The World Bank told Human Rights Watch that it privately raised the case with Ethiopian officials in an effort to secure the release of their former interpreter.
But shortly after Agwa’s arrest, on March 31, the bank approved a new $350 million agriculture project in Ethiopia. Months later, the bank approved another $600 million project, bringing their support of Ethiopia’s government since Agwa’s detention to nearly $1 billion.
The World Bank’s continued financing of Ethiopian projects in the wake of Agwa’s arrest isn’t unusual. The bank has repeatedly failed to take effective measures to prevent retaliation against critics of projects backed by the bank, ICIJ and HuffPost reported earlier this month.

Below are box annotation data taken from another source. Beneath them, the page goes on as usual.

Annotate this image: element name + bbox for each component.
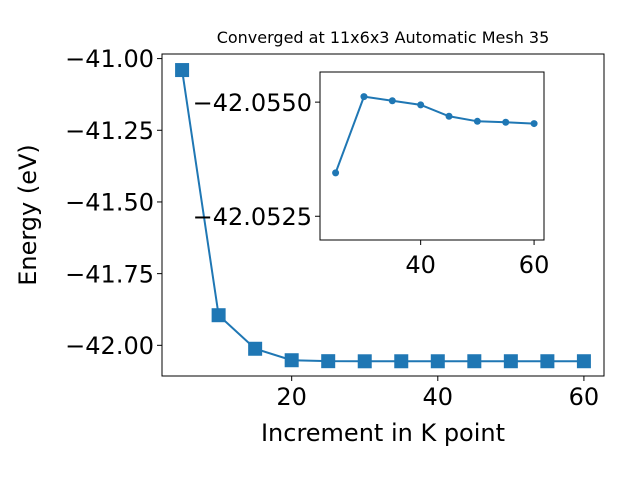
main-x-ticks: 20 40 60	[276, 376, 599, 411]
inset-data-point	[388, 97, 396, 105]
main-data-point	[211, 308, 226, 323]
main-x-tick-label: 20	[276, 383, 307, 411]
main-data-point	[321, 354, 336, 369]
inset-x-tick-label: 60	[519, 251, 550, 279]
main-data-point	[284, 353, 299, 368]
main-y-tick-label: −41.25	[65, 117, 154, 145]
inset-x-ticks: 40 60	[405, 240, 549, 279]
main-data-point	[248, 341, 263, 356]
inset-data-point	[445, 112, 453, 120]
main-plot-frame	[161, 53, 605, 377]
main-y-tick-label: −41.75	[65, 260, 154, 288]
x-axis-label: Increment in K point	[261, 419, 505, 447]
inset-series-line	[334, 95, 535, 174]
main-y-tick-label: −41.50	[65, 189, 154, 217]
chart-title: Converged at 11x6x3 Automatic Mesh 35	[217, 28, 550, 47]
inset-data-point	[332, 169, 340, 177]
inset-x-tick-label: 40	[405, 251, 436, 279]
inset-y-tick-label: −42.0525	[193, 203, 312, 231]
main-x-tick-label: 40	[423, 383, 454, 411]
inset-data-point	[502, 118, 510, 126]
inset-series	[332, 93, 538, 177]
inset-axes: 40 60 −42.0550 −42.0525	[193, 71, 549, 279]
y-axis-label: Energy (eV)	[14, 144, 42, 286]
inset-data-point	[473, 117, 481, 125]
inset-data-point	[530, 120, 538, 128]
main-data-point	[540, 354, 555, 369]
main-y-tick-label: −42.00	[65, 332, 154, 360]
inset-data-point	[417, 101, 425, 109]
main-x-tick-label: 60	[569, 383, 600, 411]
inset-plot-frame	[319, 71, 545, 241]
main-data-point	[394, 354, 409, 369]
main-y-ticks: −42.00 −41.75 −41.50 −41.25 −41.00	[65, 45, 162, 360]
main-data-point	[357, 354, 372, 369]
inset-y-ticks: −42.0550 −42.0525	[193, 89, 320, 231]
main-data-point	[503, 354, 518, 369]
main-data-point	[430, 354, 445, 369]
main-data-point	[576, 354, 591, 369]
main-axes: 20 40 60 −42.00 −41.75 −41.50 −41.25 −41.00 Co…	[14, 28, 605, 447]
inset-y-tick-label: −42.0550	[193, 89, 312, 117]
main-data-point	[175, 63, 190, 78]
inset-data-point	[360, 93, 368, 101]
main-series	[175, 63, 591, 369]
main-data-point	[467, 354, 482, 369]
main-y-tick-label: −41.00	[65, 45, 154, 73]
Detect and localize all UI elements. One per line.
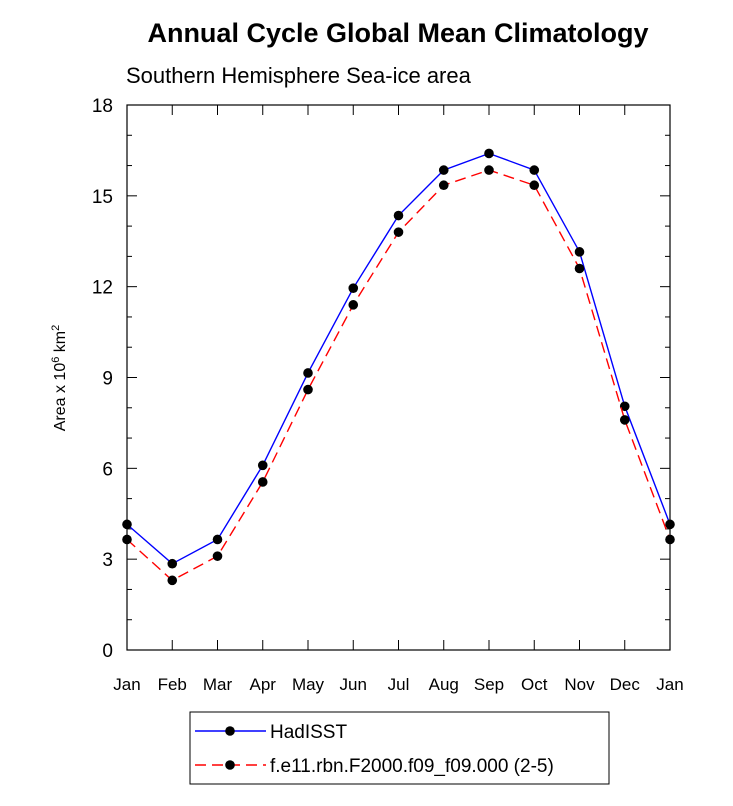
series-1-point	[303, 368, 313, 378]
series-1-point	[438, 165, 449, 175]
series-2-point	[619, 415, 630, 425]
series-1-point	[348, 283, 359, 293]
series-2-point	[665, 534, 675, 545]
x-tick-label: May	[292, 675, 325, 694]
series-1-point	[257, 460, 268, 471]
legend: HadISST f.e11.rbn.F2000.f09_f09.000 (2-5)	[189, 711, 610, 785]
y-tick-label: 6	[102, 459, 113, 480]
plot-area: 0 3 6 9 12 15 18 Jan Feb Mar Apr May Jun Jul Aug Sep Oct…	[92, 96, 684, 694]
series-1-point	[529, 165, 540, 175]
y-tick-label: 3	[102, 550, 113, 571]
series-2-point	[212, 551, 223, 561]
x-tick-label: Sep	[474, 675, 504, 694]
series-2-point	[167, 575, 178, 586]
x-tick-label: Nov	[564, 675, 595, 694]
legend-marker-1	[225, 726, 235, 736]
x-tick-label: Jun	[340, 675, 367, 694]
y-tick-label: 15	[92, 187, 113, 208]
x-tick-label: Aug	[429, 675, 459, 694]
x-tick-label: Feb	[158, 675, 187, 694]
x-tick-label: Mar	[203, 675, 233, 694]
series-1-point	[393, 210, 404, 221]
y-tick-label: 12	[92, 278, 113, 299]
series-2-point	[257, 477, 268, 487]
legend-marker-2	[225, 760, 235, 770]
series-1-point	[574, 247, 585, 257]
plot-frame	[126, 104, 671, 651]
y-axis-label: Area x 106 km2	[50, 325, 69, 432]
series-1-point	[665, 519, 675, 530]
x-tick-label: Jul	[388, 675, 410, 694]
x-tick-label: Jan	[656, 675, 683, 694]
x-tick-label: Oct	[521, 675, 548, 694]
series-1-point	[212, 534, 223, 545]
series-2-point	[574, 263, 585, 274]
series-1-point	[484, 148, 494, 159]
series-2-point	[484, 165, 494, 175]
chart-subtitle: Southern Hemisphere Sea-ice area	[126, 63, 472, 88]
series-2-point	[529, 180, 540, 191]
legend-label-1: HadISST	[270, 722, 347, 743]
series-2-point	[438, 180, 449, 191]
chart-title: Annual Cycle Global Mean Climatology	[147, 18, 648, 48]
legend-box	[189, 711, 610, 785]
series-2-point	[122, 534, 132, 545]
series-1-point	[167, 558, 178, 569]
series-1-point	[619, 401, 630, 412]
x-tick-label: Apr	[250, 675, 277, 694]
series-2-point	[348, 300, 359, 310]
series-2-point	[303, 384, 313, 395]
y-tick-label: 0	[102, 641, 113, 662]
series-1-point	[122, 519, 132, 530]
x-tick-label: Dec	[610, 675, 641, 694]
legend-label-2: f.e11.rbn.F2000.f09_f09.000 (2-5)	[270, 756, 554, 777]
y-tick-label: 9	[102, 369, 113, 390]
y-tick-label: 18	[92, 96, 113, 117]
series-2-point	[393, 227, 404, 237]
x-tick-label: Jan	[113, 675, 140, 694]
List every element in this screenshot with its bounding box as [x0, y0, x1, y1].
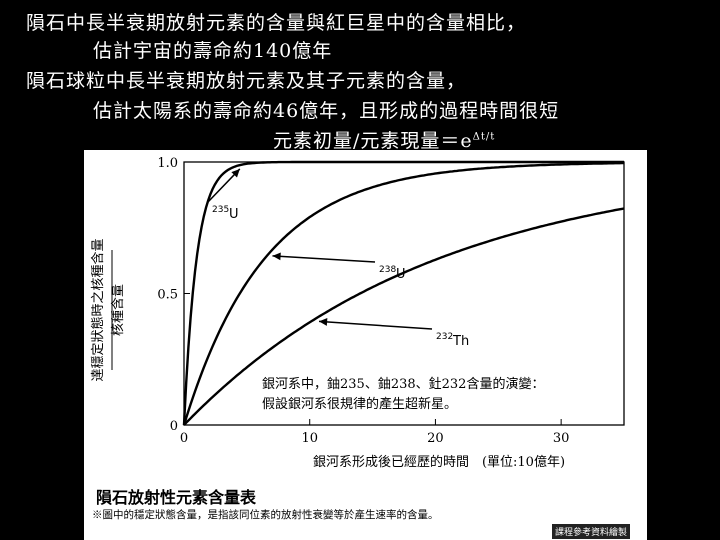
formula: 元素初量/元素現量＝eΔt/t [273, 126, 495, 153]
annotation-line-1: 銀河系中，鈾235、鈾238、釷232含量的演變： [262, 376, 544, 392]
x-axis-label: 銀河系形成後已經歷的時間 (單位:10億年) [313, 454, 565, 470]
curve-238U [182, 161, 624, 426]
caption-note: ※圖中的穩定狀態含量，是指該同位素的放射性衰變等於產生速率的含量。 [92, 509, 439, 521]
line-4: 估計太陽系的壽命約46億年，且形成的過程時間很短 [93, 100, 560, 122]
arrow-238U [272, 255, 376, 263]
series-mass-232Th: 232 [436, 332, 453, 342]
credit: 課程參考資料繪製 [552, 524, 631, 539]
x-tick-label: 0 [180, 431, 188, 446]
line-2: 估計宇宙的壽命約140億年 [93, 40, 333, 62]
arrow-232Th [318, 320, 433, 330]
y-tick-label: 1.0 [157, 156, 178, 171]
y-axis-label-2: 達穩定狀態時之核種含量 [90, 238, 106, 381]
caption-title: 隕石放射性元素含量表 [96, 488, 257, 507]
x-tick-label: 30 [553, 431, 570, 446]
x-tick-label: 10 [301, 431, 318, 446]
line-3: 隕石球粒中長半衰期放射元素及其子元素的含量， [26, 70, 467, 92]
x-tick-label: 20 [427, 431, 444, 446]
y-tick-label: 0.5 [157, 288, 178, 303]
curve-232Th [183, 207, 625, 426]
series-mass-238U: 238 [379, 265, 396, 275]
arrowhead-235U [231, 168, 240, 178]
formula-exponent: Δt/t [472, 131, 496, 143]
series-symbol-238U: U [396, 267, 406, 282]
curve-235U [182, 160, 624, 426]
arrowhead-232Th [319, 318, 328, 326]
annotation-line-2: 假設銀河系很規律的產生超新星。 [262, 396, 457, 412]
line-1: 隕石中長半衰期放射元素的含量與紅巨星中的含量相比， [26, 12, 527, 34]
series-symbol-232Th: Th [452, 334, 469, 349]
arrowhead-238U [272, 252, 281, 261]
y-axis-label-1: 核種含量 [110, 284, 126, 336]
series-mass-235U: 235 [212, 205, 229, 215]
formula-text: 元素初量/元素現量＝e [273, 130, 473, 152]
series-symbol-235U: U [229, 207, 239, 222]
y-tick-label: 0 [170, 419, 178, 434]
figure: 0 0.5 1.0 0 10 20 30 235 U 238 U 232 Th 核種含量 達穩定狀態時… [84, 150, 647, 540]
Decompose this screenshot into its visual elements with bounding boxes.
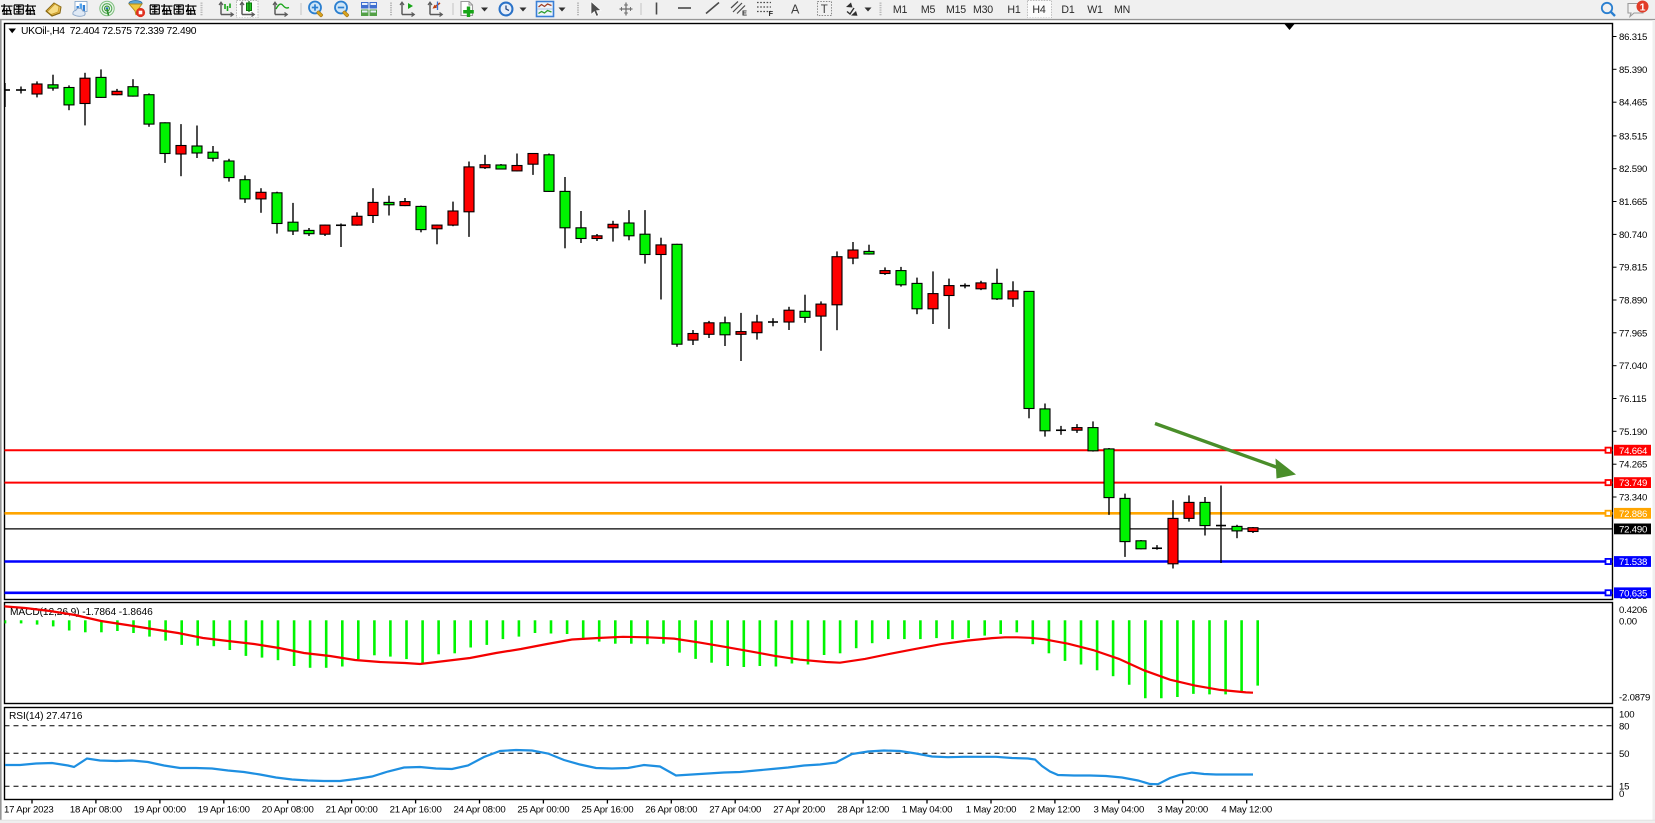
svg-text:3 May 04:00: 3 May 04:00 (1093, 805, 1144, 816)
svg-text:70.635: 70.635 (1619, 588, 1647, 599)
svg-text:-2.0879: -2.0879 (1619, 693, 1650, 704)
svg-text:T: T (821, 4, 828, 16)
svg-text:74.265: 74.265 (1619, 460, 1647, 471)
svg-text:80: 80 (1619, 721, 1629, 732)
svg-text:85.390: 85.390 (1619, 65, 1647, 76)
svg-text:77.040: 77.040 (1619, 361, 1647, 372)
svg-text:M30: M30 (973, 4, 993, 16)
svg-text:84.465: 84.465 (1619, 98, 1647, 109)
svg-text:UKOil-,H4 72.404 72.575 72.33: UKOil-,H4 72.404 72.575 72.339 72.490 (21, 26, 197, 37)
svg-text:F: F (769, 9, 774, 18)
svg-text:24 Apr 08:00: 24 Apr 08:00 (453, 805, 505, 816)
svg-text:3 May 20:00: 3 May 20:00 (1157, 805, 1208, 816)
svg-text:72.886: 72.886 (1619, 509, 1647, 520)
svg-text:80.740: 80.740 (1619, 230, 1647, 241)
svg-text:4 May 12:00: 4 May 12:00 (1221, 805, 1272, 816)
svg-text:27 Apr 20:00: 27 Apr 20:00 (773, 805, 825, 816)
svg-text:20 Apr 08:00: 20 Apr 08:00 (262, 805, 314, 816)
svg-text:21 Apr 16:00: 21 Apr 16:00 (390, 805, 442, 816)
svg-text:19 Apr 00:00: 19 Apr 00:00 (134, 805, 186, 816)
svg-text:71.538: 71.538 (1619, 557, 1647, 568)
svg-text:0.4206: 0.4206 (1619, 605, 1647, 616)
svg-text:25 Apr 00:00: 25 Apr 00:00 (517, 805, 569, 816)
svg-text:MACD(12,26,9) -1.7864 -1.8646: MACD(12,26,9) -1.7864 -1.8646 (10, 607, 153, 618)
svg-text:76.115: 76.115 (1619, 394, 1646, 405)
svg-text:1: 1 (1640, 1, 1646, 13)
svg-text:M15: M15 (946, 4, 966, 16)
svg-text:79.815: 79.815 (1619, 263, 1647, 274)
svg-text:MN: MN (1114, 4, 1130, 16)
svg-text:15: 15 (1619, 781, 1629, 792)
svg-text:18 Apr 08:00: 18 Apr 08:00 (70, 805, 122, 816)
svg-text:1 May 04:00: 1 May 04:00 (902, 805, 953, 816)
svg-text:H4: H4 (1032, 4, 1045, 16)
svg-text:77.965: 77.965 (1619, 328, 1647, 339)
svg-text:17 Apr 2023: 17 Apr 2023 (4, 805, 54, 816)
svg-text:74.664: 74.664 (1619, 446, 1648, 457)
svg-text:W1: W1 (1087, 4, 1103, 16)
svg-text:73.749: 73.749 (1619, 478, 1647, 489)
svg-text:86.315: 86.315 (1619, 32, 1647, 43)
svg-text:50: 50 (1619, 749, 1629, 760)
svg-text:A: A (791, 3, 800, 17)
svg-text:M1: M1 (893, 4, 908, 16)
svg-text:72.490: 72.490 (1619, 525, 1647, 536)
svg-text:26 Apr 08:00: 26 Apr 08:00 (645, 805, 697, 816)
svg-text:27 Apr 04:00: 27 Apr 04:00 (709, 805, 761, 816)
svg-text:E: E (742, 9, 747, 18)
svg-text:D1: D1 (1061, 4, 1074, 16)
svg-text:83.515: 83.515 (1619, 131, 1647, 142)
svg-text:19 Apr 16:00: 19 Apr 16:00 (198, 805, 250, 816)
svg-text:2 May 12:00: 2 May 12:00 (1030, 805, 1081, 816)
svg-text:28 Apr 12:00: 28 Apr 12:00 (837, 805, 889, 816)
svg-text:82.590: 82.590 (1619, 164, 1647, 175)
svg-text:RSI(14) 27.4716: RSI(14) 27.4716 (9, 711, 83, 722)
svg-text:0.00: 0.00 (1619, 616, 1637, 627)
svg-text:73.340: 73.340 (1619, 493, 1647, 504)
svg-text:100: 100 (1619, 710, 1634, 721)
svg-text:0: 0 (1619, 789, 1624, 800)
svg-text:25 Apr 16:00: 25 Apr 16:00 (581, 805, 633, 816)
svg-text:81.665: 81.665 (1619, 197, 1647, 208)
svg-text:1 May 20:00: 1 May 20:00 (966, 805, 1017, 816)
svg-text:21 Apr 00:00: 21 Apr 00:00 (326, 805, 378, 816)
svg-text:75.190: 75.190 (1619, 427, 1647, 438)
svg-text:H1: H1 (1007, 4, 1020, 16)
svg-text:M5: M5 (921, 4, 936, 16)
svg-text:78.890: 78.890 (1619, 296, 1647, 307)
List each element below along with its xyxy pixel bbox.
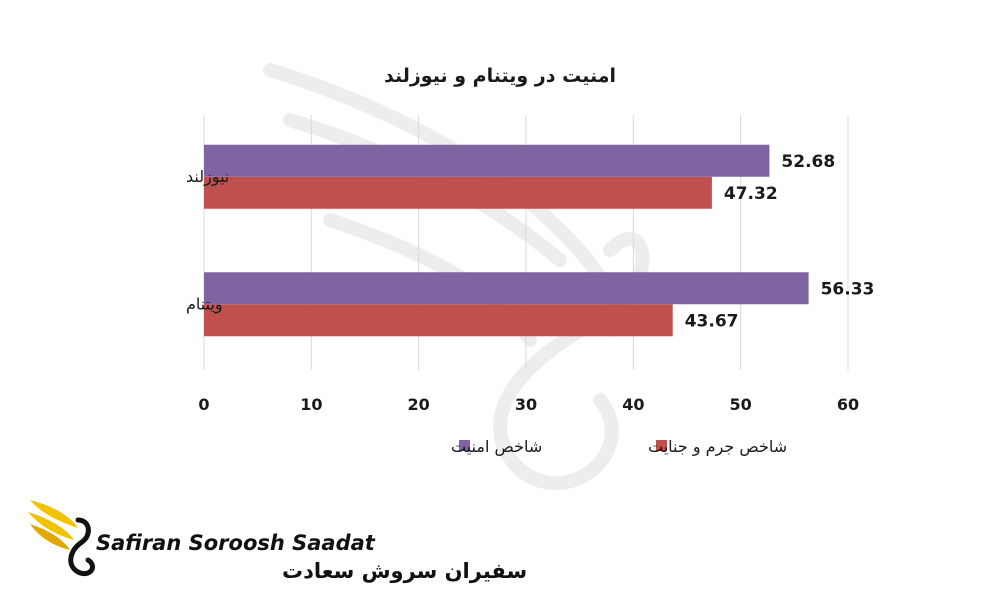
legend-label-crime: شاخص جرم و جنایت [648, 437, 787, 457]
category-label: ویتنام [186, 294, 223, 314]
x-tick-label: 0 [198, 395, 209, 414]
category-label: نیوزلند [186, 167, 229, 187]
data-label: 43.67 [685, 311, 739, 331]
bar [204, 304, 673, 337]
category-labels: نیوزلند ویتنام [186, 167, 229, 315]
company-logo: Safiran Soroosh Saadat سفیران سروش سعادت [28, 500, 527, 583]
x-tick-label: 10 [300, 395, 322, 414]
legend-label-security: شاخص امنیت [451, 437, 542, 457]
bars [204, 144, 809, 337]
x-tick-label: 60 [837, 395, 859, 414]
bar [204, 144, 770, 177]
x-tick-label: 20 [408, 395, 430, 414]
logo-text-english: Safiran Soroosh Saadat [96, 531, 376, 555]
data-label: 56.33 [821, 279, 875, 299]
x-tick-label: 30 [515, 395, 537, 414]
chart-title: امنیت در ویتنام و نیوزلند [384, 65, 616, 87]
legend-swatch-crime [656, 440, 667, 451]
bar [204, 176, 712, 209]
bar [204, 272, 809, 305]
x-tick-label: 50 [730, 395, 752, 414]
x-tick-label: 40 [622, 395, 644, 414]
logo-text-persian: سفیران سروش سعادت [282, 559, 527, 583]
x-tick-labels: 0 10 20 30 40 50 60 [198, 395, 859, 414]
data-label: 47.32 [724, 184, 778, 204]
wing-icon [28, 500, 95, 576]
legend: شاخص جرم و جنایت شاخص امنیت [451, 437, 787, 457]
data-label: 52.68 [781, 152, 835, 172]
legend-swatch-security [459, 440, 470, 451]
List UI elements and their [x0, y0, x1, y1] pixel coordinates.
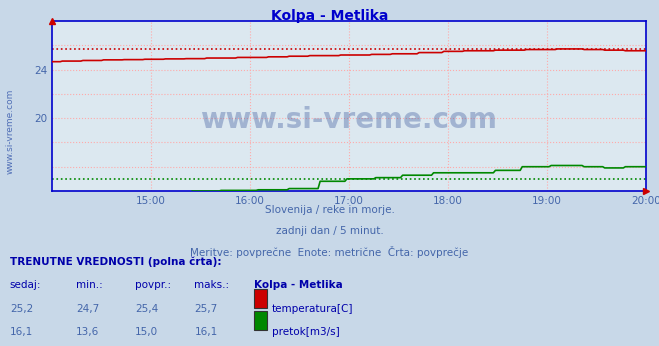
Text: 25,4: 25,4 [135, 304, 158, 315]
Text: 24,7: 24,7 [76, 304, 99, 315]
Text: 15,0: 15,0 [135, 327, 158, 337]
Text: 25,7: 25,7 [194, 304, 217, 315]
Text: www.si-vreme.com: www.si-vreme.com [200, 106, 498, 134]
Text: pretok[m3/s]: pretok[m3/s] [272, 327, 340, 337]
Text: Slovenija / reke in morje.: Slovenija / reke in morje. [264, 205, 395, 215]
Text: 16,1: 16,1 [194, 327, 217, 337]
Text: min.:: min.: [76, 280, 103, 290]
Text: Meritve: povprečne  Enote: metrične  Črta: povprečje: Meritve: povprečne Enote: metrične Črta:… [190, 246, 469, 258]
Text: 16,1: 16,1 [10, 327, 33, 337]
Text: zadnji dan / 5 minut.: zadnji dan / 5 minut. [275, 226, 384, 236]
Text: povpr.:: povpr.: [135, 280, 171, 290]
Text: maks.:: maks.: [194, 280, 229, 290]
Text: www.si-vreme.com: www.si-vreme.com [5, 89, 14, 174]
Text: sedaj:: sedaj: [10, 280, 42, 290]
Text: Kolpa - Metlika: Kolpa - Metlika [271, 9, 388, 22]
Text: temperatura[C]: temperatura[C] [272, 304, 354, 315]
Text: 25,2: 25,2 [10, 304, 33, 315]
Text: 13,6: 13,6 [76, 327, 99, 337]
Text: Kolpa - Metlika: Kolpa - Metlika [254, 280, 343, 290]
Text: TRENUTNE VREDNOSTI (polna črta):: TRENUTNE VREDNOSTI (polna črta): [10, 256, 221, 266]
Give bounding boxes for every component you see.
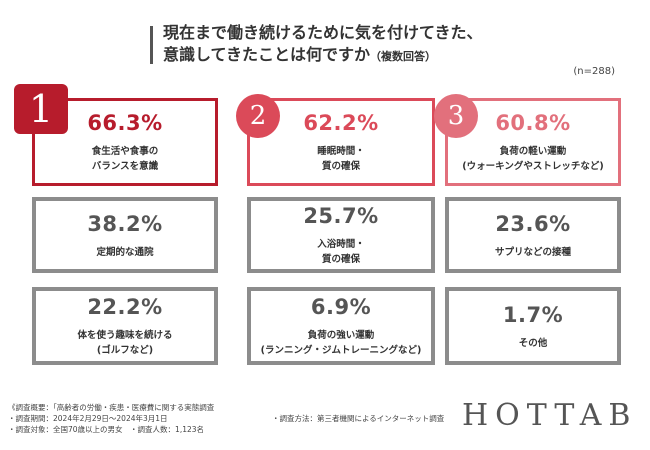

Horne, the Human Rights Watch researcher, said the World Bank’s response to Agwa’s arrest was inadequate and sent a dangerous message to the bank’s clients.
“They just seem to want to wash their hands of the whole thing,” Horne said of the World Bank. “It just shows repressive states like Ethiopia that there is no ramification for these kinds of actions, and they will continue receiving support from the World Bank.”